Background and methods: Type 1 diabetes mellitus is now classified as autoimmune (type 1A) or idiopathic (type 1B), but little is known about the latter. We classified 56 consecutive Japanese adults with type 1 diabetes according to the presence or absence of glutamic acid decarboxylase antibodies (their presence is a marker of autoimmunity) and compared their clinical, serologic, and pathological characteristics.

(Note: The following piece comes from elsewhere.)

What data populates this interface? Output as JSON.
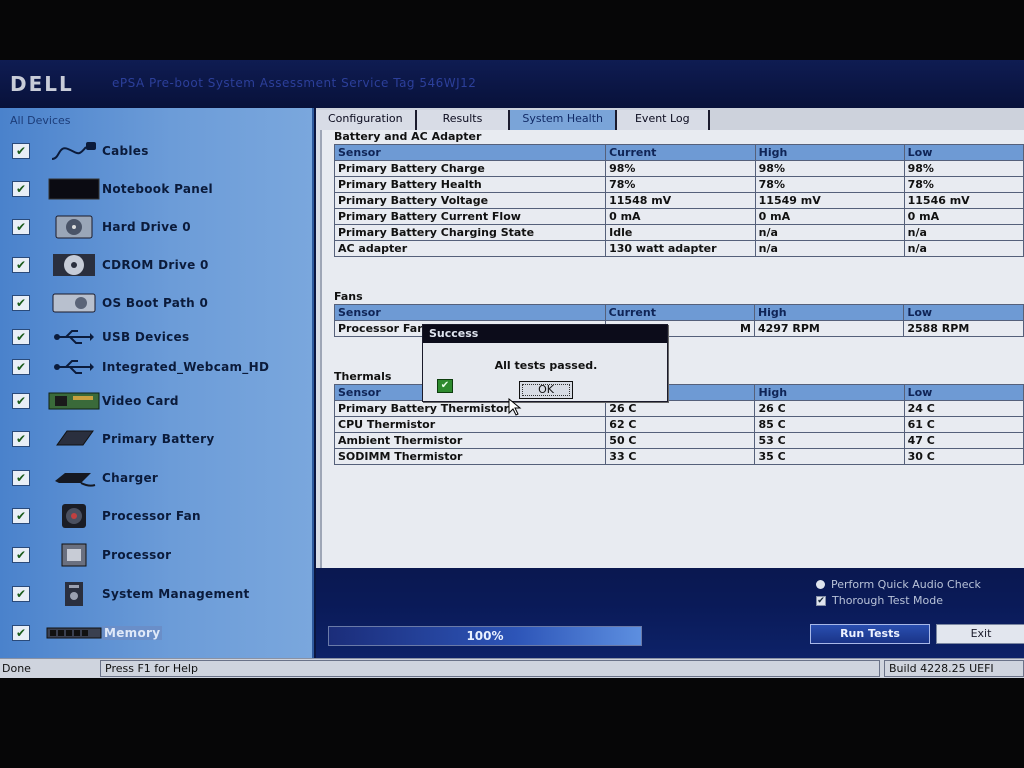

Results: We divided the patients into three groups: 36 patients with positive tests for serum glutamic acid decarboxylase autoantibodies, 9 with negative tests for serum glutamic acid decarboxylase antibodies and glycosylated hemoglobin values higher than 11.5 percent, and 11 with negative tests for serum glutamic acid decarboxylase antibodies and glycosylated hemoglobin values lower than 8.5 percent. In comparison with the first two groups, the third group had a shorter mean duration of symptoms of hyperglycemia (4.0 days), a higher mean plasma glucose concentration (773 mg per deciliter [43 mmol per liter]) in spite of lower glycosylated hemoglobin values, diminished urinary excretion of C peptide, a more severe metabolic disorder (with ketoacidosis), higher serum pancreatic enzyme concentrations, and an absence of islet-cell, IA-2, and insulin antibodies. Immunohistologic studies of pancreatic-biopsy specimens from three patients with negative tests for glutamic acid decarboxylase autoantibodies and low glycosylated hemoglobin values revealed T-lymphocyte-predominant infiltrates in the exocrine pancreas but no insulitis and no evidence of acute or chronic pancreatitis.
Conclusions: Some patients with idiopathic type 1 diabetes have a nonautoimmune, fulminant disorder characterized by the absence of insulitis and of diabetes-related antibodies, a remarkably abrupt onset, and high serum pancreatic enzyme concentrations.